Host-
tumor interaction is considered critical in
carcinogenesis,
tumor invasion, and
metastasis. To explore the reciprocal effects of host-
tumor interaction, we developed a system to assess the gene expression patterns of A2058 human
melanoma cells cocultured in
fibrillar collagen with HS-68 primary human fibroblasts. The gene expression pattern of the cocultured A2058 cells was only modestly affected, whereas the HS-68 fibroblast gene expression pattern was significantly altered.

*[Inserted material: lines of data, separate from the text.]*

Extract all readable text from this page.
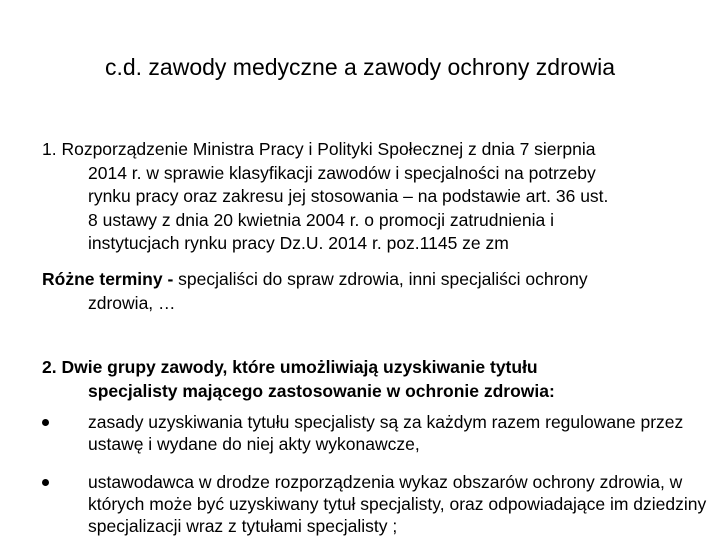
c.d. zawody medyczne a zawody ochrony zdrowia
1. Rozporządzenie Ministra Pracy i Polityki Społecznej z dnia 7 sierpnia
2014 r. w sprawie klasyfikacji zawodów i specjalności na potrzeby
rynku pracy oraz zakresu jej stosowania – na podstawie art. 36 ust.
8 ustawy z dnia 20 kwietnia 2004 r. o promocji zatrudnienia i
instytucjach rynku pracy Dz.U. 2014 r. poz.1145 ze zm
Różne terminy - specjaliści do spraw zdrowia, inni specjaliści ochrony
zdrowia, …
2. Dwie grupy zawody, które umożliwiają uzyskiwanie tytułu
specjalisty mającego zastosowanie w ochronie zdrowia:
zasady uzyskiwania tytułu specjalisty są za każdym razem regulowane przez ustawę i wydane do niej akty wykonawcze,
ustawodawca w drodze rozporządzenia wykaz obszarów ochrony zdrowia, w których może być uzyskiwany tytuł specjalisty, oraz odpowiadające im dziedziny specjalizacji wraz z tytułami specjalisty ;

Interleukin-11 and inhibitor of
DNA-binding domain-1 gene expression in the cocultured A2058 cells was down-regulated, indicative of a proinflammatory response and resistance to apoptosis, respectively. The overall pattern of up-regulated genes indicated triggering of the proinflammatory process. In addition, the
melanoma growth and migration stimulatory
chemokines CXCL1 and CXCL2 were significantly up-regulated in the cocultured fibroblasts. These results were corroborated by additional coculture experiments with the
melanoma cell lines WM-164, BLM, and SK-Mel-28 and immunohistochemistry on invasive human
melanoma sections. Taken together, these results indicate that
tumor cells cause a proinflammatory and
melanoma growth-promoting response in stromal fibroblasts. The role of
inflammation in
carcinogenesis,
tumor promotion, invasion, and
metastasis is viewed as being increasingly important and the results of these studies underscore this as well as identify certain key
proteins that are expressed as a result of the complex interactive processes in the host-tumor microenvironment.